Hingga tiba-tiba Sarah memasuki kamarnya, karena memang ia tak mendengar pintu kamarnya yang telah diketuk berulang kali.
"Dion." panggil Sarah untuk kesekian kalinya setelah duduk di sebelah Dion. "Sayang." panggilnya lagi sambil memegang lembut tangan anaknya itu
"Eh iya sayang." Dion langsung terperanjat
"Kamu manggil mama sayang?." Sarah mengerutkan kening heran
"Mama." Dion nampak terkejut lalu langsung menurunkan kakinya dari atas meja. "Maaf Ma, maaf. Tadi Dion kira yang manggil itu Viona." sahutnya sambil mengelus wajah kusutnya
"Oh jadi dari tadi kamu mikirin Viona, pantesan mama panggil berulang kali ga nyaut-nyaut." Sarah menunjukkan wajah sebal
"Maaf deh Ma, abisan Dion kepikiran terus sama Viona." Dion menyunggingkan seulas senyum di bibirnya. "Gimana ya keadaan dia sekarang?." gumamnya mengelus wajah frustasi
"Kamu sabar ya, Viona pasti masih membutuhkan waktu sendiri sekarang. Karena ini masa-masa sulit untuk dia." Sarah memegang lembut bahu anaknya itu
"Dion tau sih Ma, tapi justru disaat masa-masa sulit seperti ini seharusnya Dion ada bersama Viona. Bukan malah membiarkan dia sedih sendirian." jelas Dion. "Hari ini kan hari wisuda dia sekaligus anniversary hubungan kami yang pertama, tapi malah..."
"Tapi kan tadi pagi kamu udah ngucapin anniversary ke Viona dan kamu juga udah ngasih dia satu buket mawar putih, terus pas tadi setelah Viona diwisuda kamu ngasih satu buket bunga dan satu buket coklat. Emang masih belum cukup perayaannya?." sela Sarah
"Ya belum lah Ma, itu kan baru kejutan kecil. Sedangkan kejutan besar yang udah Dion siapkan belum Viona dapatkan." Dion nampak muram
"Memangnya kejutan besar apa yang udah kamu siapkan untuk Viona?." Sarah langsung merangkul lembut anaknya itu
"Makan malam romantis dan ini." Dion mengeluarkan sebuah kotak kecil berwarna merah dari saku celananya
"Itu apa?." Sarah mengerutkan kening heran
Dion langsung membuka kotak kecil yang dipegangnya, dan menunjukkan sebuah cincin berlian yang nampak indah dan mewah. Jauh berbeda dengan cincin yang pernah diberikannya kepada Viona setelah kekasihnya itu selesai sidang skripsi beberapa waktu yang lalu.

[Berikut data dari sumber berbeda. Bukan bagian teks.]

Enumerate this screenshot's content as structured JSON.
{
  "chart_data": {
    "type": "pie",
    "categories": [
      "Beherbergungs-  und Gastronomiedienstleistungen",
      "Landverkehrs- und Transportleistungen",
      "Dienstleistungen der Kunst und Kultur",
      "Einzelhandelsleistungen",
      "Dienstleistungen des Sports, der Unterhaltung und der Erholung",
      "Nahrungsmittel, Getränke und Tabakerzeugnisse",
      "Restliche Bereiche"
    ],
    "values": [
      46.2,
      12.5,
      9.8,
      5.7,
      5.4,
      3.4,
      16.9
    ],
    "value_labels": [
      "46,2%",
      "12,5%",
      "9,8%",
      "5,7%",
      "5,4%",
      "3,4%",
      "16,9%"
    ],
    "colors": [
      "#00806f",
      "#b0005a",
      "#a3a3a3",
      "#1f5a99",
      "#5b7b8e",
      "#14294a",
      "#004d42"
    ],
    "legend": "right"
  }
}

"Jadi kamu mau melamar Viona?." tanya Sarah lurus
"Iya Ma." Dion mengangguk singkat
"Sebenarnya mama sudah tau Dion, apa saja yang kamu rencanakan untuk Viona. Jangankan kamu, mama juga merasa sedih karena semua rencana itu harus batal begitu saja. Padahal seharusnya hari ini kalian berbahagia." gumam Sarah dalam hatinya
"Oh iya Ma, Dion pergi dulu ya." sahut Dion tiba-tiba
"Kamu mau kemana?." Sarah mengerutkan kening heran
"Dion mau ke restoran, Dila dan yang lainnya pasti udah selesai mempersiapkan makan malam romantis untuk Dion dan Viona." jelas Dion sambil merapihkan kembali kemejanya, namun tetap dibiarkan keluar
"Loh emangnya Viona mau datang ke makan malam itu?." tanya Sarah lurus
"Ngga sih, tapi setidaknya Dion ingin menghargai apa yang telah mereka siapkan. Lagipula disana kan Dion bisa merasakan seolah-olah Viona itu ada sambil melihat pemutaran foto-foto kami." Dion menyunggingkan seulas senyum di bibirnya
"Yaudah kamu hati-hati ya." Sarah memegang lembut pipi anaknya itu beberapa saat
"Iya Ma." Dion mengangguk singkat sambil mengecup hangat punggung tangan kanan Sarah, lalu mulai beranjak pergi
"Kasian Dion dan Viona, selalu saja ada hal yang memaksakan mereka harus saling berjauhan. Sekalipun disaat moment penting seperti hari ini." gumam Sarah
***
Kenapa hujan ini tidak pernah reda. Kenapa angin itu selalu saja datang menghentakkan. Dan kenapa pula badai itu selalu saja datang menghancurkan. Kapan semuanya akan berakhir?
Aku ingin kembali pada kehidupanku yang dulu. Kehidupan dimana aku tidak mengenal hujan sedikitpun. Kehidupan dimana aku selalu tenang seperti air yang mengalir. Bukan seperti air hujan yang selalu turun disertai angin ataupun badai.
"Aku lelah Tuhan." rintih Viona dalam tangisnya yang masih belum berhenti sejak kebenaran pahit itu diketahuinya
Hingga tiba-tiba matanya menatap ke arah jam tangan yang melingkar di tangan kirinya. Jam tangan yang menjadi kado dari Feby untuknya. Sejenak ia tertegun, membayangi moment manis saat adiknya itu memberi kejutan untuknya bersama dengan Vina tepat di hari pergantian ulang tahunnya.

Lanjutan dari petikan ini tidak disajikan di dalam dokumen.